The new model, called CODE-AE, can screen novel drug compounds to accurately predict efficacy in humans, according to a paper to be published today (October 17) in Nature Machine Intelligence. It was also able to identify personalized drugs for over 9,000 patients in tests, which could help treat their conditions. Scientists anticipate that the technique will significantly speed up drug discovery and precision medicine.
Accurate and robust prediction of patient-specific responses to a new chemical compound is critical for developing safe and effective therapeutics as well as selecting an existing drug for a specific patient. However, directly testing a drug’s efficacy in humans is unethical and impossible. To evaluate the therapeutic effect of a drug molecule, cell or tissue models are frequently used as a surrogate of the human body. Unfortunately, drug efficacy and toxicity in human patients do not always correlate with drug effect in a disease model. This knowledge gap is a major contributor to drug discovery’s high costs and low productivity rates.
“Our new machine learning model can address the translational challenge from disease models to humans,” said Lei Xie, senior author of the paper and a professor of computer science, biology, and biochemistry at the CUNY Graduate Center and Hunter College. “CODE-AE employs biology-inspired design and makes use of recent advances in machine learning.” One of its components, for example, employs similar techniques in Deepfake image generation.”

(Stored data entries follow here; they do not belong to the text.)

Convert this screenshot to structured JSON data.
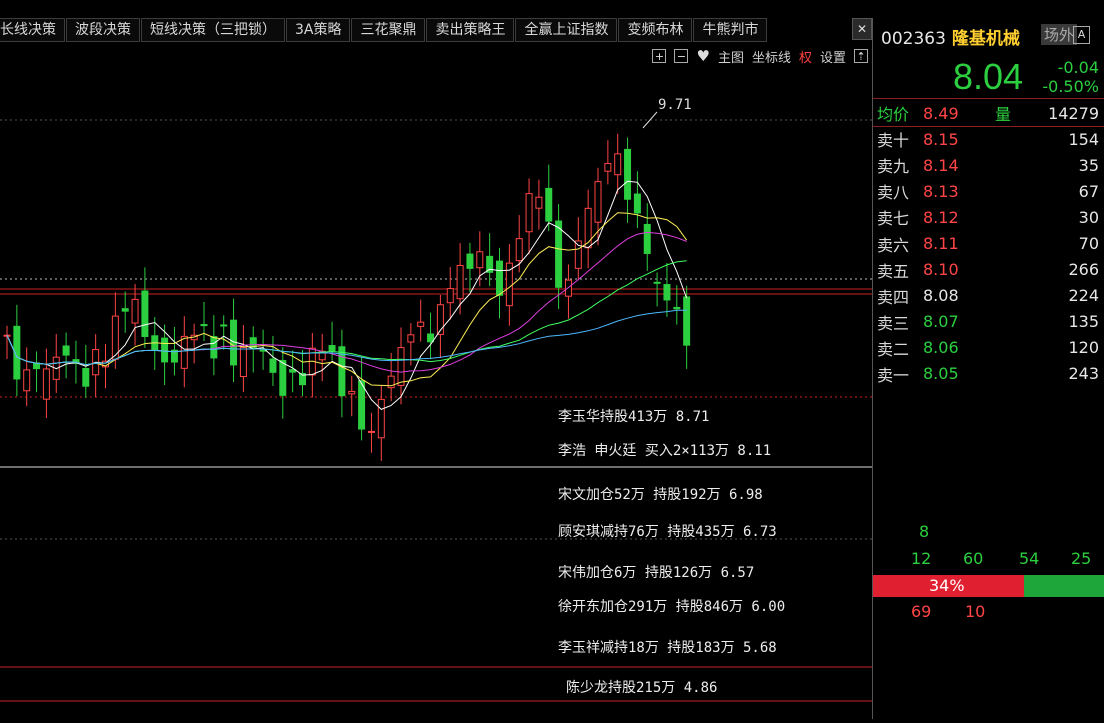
{
  "tabs": [
    "长线决策",
    "波段决策",
    "短线决策（三把锁）",
    "3A策略",
    "三花聚鼎",
    "卖出策略王",
    "全赢上证指数",
    "变频布林",
    "牛熊判市"
  ],
  "toolbar": {
    "main_chart": "主图",
    "coord": "坐标线",
    "quan": "权",
    "settings": "设置"
  },
  "chart": {
    "high_label": "9.71",
    "annotations": [
      "李玉华持股413万 8.71",
      "李浩 申火廷 买入2×113万 8.11",
      "宋文加仓52万 持股192万 6.98",
      "顾安琪减持76万 持股435万 6.73",
      "宋伟加仓6万 持股126万 6.57",
      "徐开东加仓291万 持股846万 6.00",
      "李玉祥减持18万 持股183万 5.68",
      "陈少龙持股215万 4.86"
    ]
  },
  "stock": {
    "code": "002363",
    "name": "隆基机械",
    "venue": "场外",
    "a_icon": "A",
    "price": "8.04",
    "change": "-0.04",
    "change_pct": "-0.50%"
  },
  "avg_row": {
    "label": "均价",
    "price": "8.49",
    "vol_label": "量",
    "vol": "14279"
  },
  "asks": [
    {
      "label": "卖十",
      "price": "8.15",
      "vol": "154",
      "dir": "up"
    },
    {
      "label": "卖九",
      "price": "8.14",
      "vol": "35",
      "dir": "up"
    },
    {
      "label": "卖八",
      "price": "8.13",
      "vol": "67",
      "dir": "up"
    },
    {
      "label": "卖七",
      "price": "8.12",
      "vol": "30",
      "dir": "up"
    },
    {
      "label": "卖六",
      "price": "8.11",
      "vol": "70",
      "dir": "up"
    },
    {
      "label": "卖五",
      "price": "8.10",
      "vol": "266",
      "dir": "up"
    },
    {
      "label": "卖四",
      "price": "8.08",
      "vol": "224",
      "dir": "flat"
    },
    {
      "label": "卖三",
      "price": "8.07",
      "vol": "135",
      "dir": "dn"
    },
    {
      "label": "卖二",
      "price": "8.06",
      "vol": "120",
      "dir": "dn"
    },
    {
      "label": "卖一",
      "price": "8.05",
      "vol": "243",
      "dir": "dn"
    }
  ],
  "indicators": {
    "a": "8",
    "b": "12",
    "c": "60",
    "d": "54",
    "e": "25",
    "ratio": "34%",
    "ratio_value": 0.34,
    "f": "69",
    "g": "10"
  },
  "colors": {
    "up": "#ff4545",
    "down": "#2ccf3f",
    "ma5": "#ffffff",
    "ma10": "#ffee55",
    "ma20": "#e040e0",
    "ma30": "#40ff60",
    "ma60": "#4db8ff"
  }
}
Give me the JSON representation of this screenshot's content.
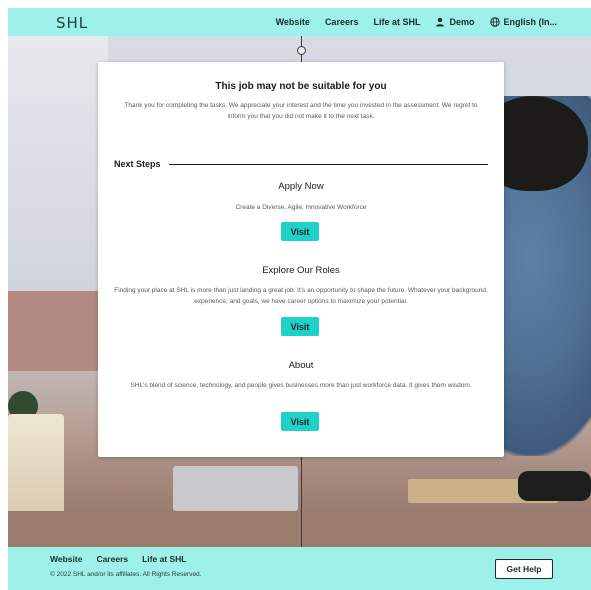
{
  "header": {
    "logo": "SHL",
    "nav": [
      {
        "label": "Website"
      },
      {
        "label": "Careers"
      },
      {
        "label": "Life at SHL"
      },
      {
        "label": "Demo",
        "icon": "user-icon"
      },
      {
        "label": "English (In...",
        "icon": "globe-icon"
      }
    ]
  },
  "card": {
    "title": "This job may not be suitable for you",
    "message": "Thank you for completing the tasks. We appreciate your interest and the time you invested in the assessment. We regret to inform you that you did not make it to the next task.",
    "next_steps_label": "Next Steps",
    "sections": [
      {
        "title": "Apply Now",
        "text": "Create a Diverse, Agile, Innovative Workforce",
        "button": "Visit"
      },
      {
        "title": "Explore Our Roles",
        "text": "Finding your place at SHL is more than just landing a great job. It's an opportunity to shape the future. Whatever your background, experience, and goals, we have career options to maximize your potential.",
        "button": "Visit"
      },
      {
        "title": "About",
        "text": "SHL's blend of science, technology, and people gives businesses more than just workforce data. It gives them wisdom.",
        "button": "Visit"
      }
    ]
  },
  "footer": {
    "links": [
      {
        "label": "Website"
      },
      {
        "label": "Careers"
      },
      {
        "label": "Life at SHL"
      }
    ],
    "copyright": "© 2022 SHL and/or its affiliates. All Rights Reserved.",
    "help_button": "Get Help"
  },
  "colors": {
    "accent": "#1fd1c6",
    "bar": "#9ef0ea"
  }
}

According to You Wu, a CUNY Graduate Center Ph.D. student and co-author of the paper, the new model can provide a solution to the problem of not having enough patient data to train a generalized machine learning model. “Although many methods for using cell-line screens to predict clinical responses have been developed,” Wu said, “their performances are unreliable due to data incongruity and discrepancies.” “CODE-AE effectively alleviated the data-discrepancy problem by extracting intrinsic biological signals masked by noise and confounding factors.”
As a result, CODE-AE significantly outperforms state-of-the-art methods in predicting patient-specific drug responses based solely on cell-line compound screens.
The next challenge for the research team in advancing the technology’s use in drug discovery is to develop a method for CODE-AE to predict the effect of a new drug’s concentration and metabolization in human bodies. The researchers also mentioned that the AI model could be tweaked to accurately predict drug side effects in humans.